Brokaw Details Media Changes
Speech issues mixed verdict on proliferation of news sources
NBC Nightly News Anchor and Managing Editor Tom Brokaw spoke to a packed ARCO forum at the Kennedy School of Government last night on the effect the proliferation of media outlets has had in society.
Brokaw was originally supposed to give last night's Theodore H. White Lecture in November, but delayed it when the presidential contest was not resolved on schedule.
In his talk, "So Much Information and So Little Time," Brokaw said the proliferation of news sources has empowered readers and viewers--who are no longer beholden to just a few newsgathering organizations.
"The news universe is richer, more accessible, and more far reaching than it ever has been before," Brokaw said.
Brokaw said that, on the flip side, more isn't necessarily better. He is concerned that the quality of journalism may be sacrificed to the constant need for news.
"The new order has a voracious appetite for something--anything--to fill time," he said. "It is seldom reporting in the classic sense.
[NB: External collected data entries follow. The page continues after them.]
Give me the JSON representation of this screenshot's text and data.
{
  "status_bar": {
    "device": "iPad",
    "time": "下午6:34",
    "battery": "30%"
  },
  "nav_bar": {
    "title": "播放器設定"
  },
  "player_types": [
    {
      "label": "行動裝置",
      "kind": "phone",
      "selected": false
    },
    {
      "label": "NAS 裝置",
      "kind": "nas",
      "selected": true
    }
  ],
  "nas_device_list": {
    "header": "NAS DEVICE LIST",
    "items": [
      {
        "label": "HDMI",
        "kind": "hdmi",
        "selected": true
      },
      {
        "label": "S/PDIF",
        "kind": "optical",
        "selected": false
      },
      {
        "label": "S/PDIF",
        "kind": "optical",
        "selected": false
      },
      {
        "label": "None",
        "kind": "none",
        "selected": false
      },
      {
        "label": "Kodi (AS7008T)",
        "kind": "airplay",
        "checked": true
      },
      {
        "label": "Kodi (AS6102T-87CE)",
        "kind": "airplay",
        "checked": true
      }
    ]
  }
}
Hot pursuits on the California freeway are the maddening apotheosis of this modern curse."
But the "old order" had problems too, according to Brokaw. He said the media had historically covered such issues as the Cold War, the race for space, and racial issues while ignoring issues like health, rock and roll, and black culture.
Brokaw said the journalism industry faces a challenge in finding what is truly important in the smorgasbord of available information. He outlined what he called the "Brokaw Theorem" for determining what is newsworthy. He said the newness and importance of the news must first be determined, then the truth beyond the story must be found, and then the context and presentation for the story must be developed in a way that it can engage the audience.
Brokaw also stressed that journalists should understand the challenges faced by the people they are covering.
"If I could, I would take anyone who comes to power in American journalism and make them subject to a news story," he said. The story, Brokaw said, would be on the front page of every newspaper.
"Then they would have a keen understanding of what so many interesting people go through."
After his address, Brokaw fielded questions from the audience.
One student asked Brokaw about his most memorable interview.
"The ordinary people, whose names I can't remember, are the most memorable people who I covered," he responded.
Brokaw also said in response to a questioner that the collapse of communism in 1989 was the most important event he has covered.
Lara A. Setrakian '04, an audience member, said she was impressed with Brokaw's personality.
"For someone who handles such serious issues on a daily basis he was remarkably witty," Setrakian said. "If I knew that all news personalities were this personable I would be much more inclined to turn on the television."
Setrakian also said that she appreciated Brokaw's modesty. Brokaw joked in his speech about how he had been denied admission to Harvard.
The lecture was sponsored by the Institute of Politics (IOP) and the Joan Shorenstein Center on the Press, Politics and Public Policy.